Un nouveau référendum

Le nouveau Premier Ministre est élu. Ce n’est pas Johnson, c’est May. En face, on a un vrai leader travailliste. Nous sommes en Septembre. Les vacances sont terminées. Les Anglais ont le droit tous les jours depuis trois mois à des nouvelles catastrophiques. Les premiers sondages montrent que le Leave ne passerait pas si le referendum était tenu demain. L’Écosse menace de partir de façon de plus en plus virulente, Sinn feinn ne cesse de parler de référendum sur la réunification irlandaise.
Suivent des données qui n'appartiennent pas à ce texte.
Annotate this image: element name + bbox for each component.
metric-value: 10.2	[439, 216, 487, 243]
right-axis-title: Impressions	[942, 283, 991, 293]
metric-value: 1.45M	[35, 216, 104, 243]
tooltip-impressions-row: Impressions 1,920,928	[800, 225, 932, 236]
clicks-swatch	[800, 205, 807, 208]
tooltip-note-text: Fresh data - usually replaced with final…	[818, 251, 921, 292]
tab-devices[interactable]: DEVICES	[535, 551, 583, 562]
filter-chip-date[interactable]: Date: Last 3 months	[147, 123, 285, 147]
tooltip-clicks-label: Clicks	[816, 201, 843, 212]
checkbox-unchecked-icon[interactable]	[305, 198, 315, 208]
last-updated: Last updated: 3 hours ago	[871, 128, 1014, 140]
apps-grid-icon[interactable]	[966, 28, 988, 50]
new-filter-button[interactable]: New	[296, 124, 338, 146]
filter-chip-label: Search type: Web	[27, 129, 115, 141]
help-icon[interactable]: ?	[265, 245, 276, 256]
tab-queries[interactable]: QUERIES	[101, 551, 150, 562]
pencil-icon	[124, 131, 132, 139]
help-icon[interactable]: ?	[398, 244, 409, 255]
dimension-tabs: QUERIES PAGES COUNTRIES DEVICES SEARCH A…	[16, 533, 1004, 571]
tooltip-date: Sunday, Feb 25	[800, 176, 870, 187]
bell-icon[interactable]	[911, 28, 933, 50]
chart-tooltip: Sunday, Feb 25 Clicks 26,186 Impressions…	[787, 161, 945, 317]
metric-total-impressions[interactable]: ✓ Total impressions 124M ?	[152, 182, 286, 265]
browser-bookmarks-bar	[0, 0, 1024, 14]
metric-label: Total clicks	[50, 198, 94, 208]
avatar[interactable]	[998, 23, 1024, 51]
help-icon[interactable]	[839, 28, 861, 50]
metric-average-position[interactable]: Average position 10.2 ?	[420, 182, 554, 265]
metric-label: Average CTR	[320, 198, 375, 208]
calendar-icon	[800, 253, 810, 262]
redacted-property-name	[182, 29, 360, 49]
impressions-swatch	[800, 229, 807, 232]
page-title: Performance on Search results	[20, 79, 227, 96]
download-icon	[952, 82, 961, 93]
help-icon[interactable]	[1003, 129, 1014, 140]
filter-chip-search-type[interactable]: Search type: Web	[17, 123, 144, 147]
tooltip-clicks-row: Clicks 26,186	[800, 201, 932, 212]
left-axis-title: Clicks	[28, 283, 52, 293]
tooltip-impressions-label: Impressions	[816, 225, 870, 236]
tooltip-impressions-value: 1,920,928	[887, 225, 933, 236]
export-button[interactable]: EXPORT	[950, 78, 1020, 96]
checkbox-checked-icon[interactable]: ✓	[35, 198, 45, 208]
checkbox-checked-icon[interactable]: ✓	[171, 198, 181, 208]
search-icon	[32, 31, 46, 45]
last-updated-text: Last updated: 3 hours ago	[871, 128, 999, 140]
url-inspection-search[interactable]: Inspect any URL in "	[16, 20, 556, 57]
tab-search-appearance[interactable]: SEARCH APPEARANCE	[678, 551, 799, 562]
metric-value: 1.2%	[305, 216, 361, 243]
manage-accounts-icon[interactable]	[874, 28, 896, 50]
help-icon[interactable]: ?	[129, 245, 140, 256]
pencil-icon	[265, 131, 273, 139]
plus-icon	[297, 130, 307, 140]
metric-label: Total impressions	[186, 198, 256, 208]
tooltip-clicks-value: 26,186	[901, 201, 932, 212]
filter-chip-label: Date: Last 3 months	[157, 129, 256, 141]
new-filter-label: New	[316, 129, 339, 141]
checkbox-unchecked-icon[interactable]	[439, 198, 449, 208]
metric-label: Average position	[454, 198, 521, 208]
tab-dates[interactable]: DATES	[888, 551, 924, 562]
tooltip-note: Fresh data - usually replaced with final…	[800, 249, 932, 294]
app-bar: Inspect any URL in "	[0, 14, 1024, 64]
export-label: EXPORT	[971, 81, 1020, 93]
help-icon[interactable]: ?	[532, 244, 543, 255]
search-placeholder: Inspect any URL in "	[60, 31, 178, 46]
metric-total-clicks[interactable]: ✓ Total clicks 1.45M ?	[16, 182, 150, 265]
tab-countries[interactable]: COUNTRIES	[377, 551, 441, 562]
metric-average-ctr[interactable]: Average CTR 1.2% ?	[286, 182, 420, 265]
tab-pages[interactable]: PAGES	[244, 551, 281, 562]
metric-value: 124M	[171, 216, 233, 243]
Certains députés menacent de bloquer l’activation de l’article 50. L’article 50 n’a toujours pas été invoqué, et les pressions montent de toutes parts. Pendant ce temps, le nouveau Premier Ministre britannique mène des négociations secrètes avec Merkel et Hollande, lesquels voient leurs propres échéances électorales s’approcher. En Novembre, le nouveau PM annonce qu’elle propose un nouveau deal aux britanniques : un statut de partenaire associé, ou un statut particulier au sein de l’UE qui donne l’accès au libre marché mais constitutionnalise la non supériorité des lois européennes sur les lois britanniques. Le peuple se prononce, et la fausse sortie de l’UE est approuvée. L’article 50 n’est pas actionné. Les 27 votent à l’unanimité en échange de multiples compensations britanniques. La part des contributions britanniques augmente, mais le RU n’est plus membre officiel de l’UE.

De nouvelles élections

C’est le chaos. Le nouveau PM tory considère qu’il ou elle n’a pas de légitimité. Des élections générales sont annoncées. L’opposition a un nouveau chef de file, qui fait campagne sur la non-sortie de l’UE. Les tories sont tellement divisés que le Labour forme un gouvernement de coalition avec le SNP et les Irlandais. Des négociations ont lieu avec l’UE. Un deal symbolique est trouvé. Le RU n’aura jamais activé l’article 50. Il n’y a pas de brexit.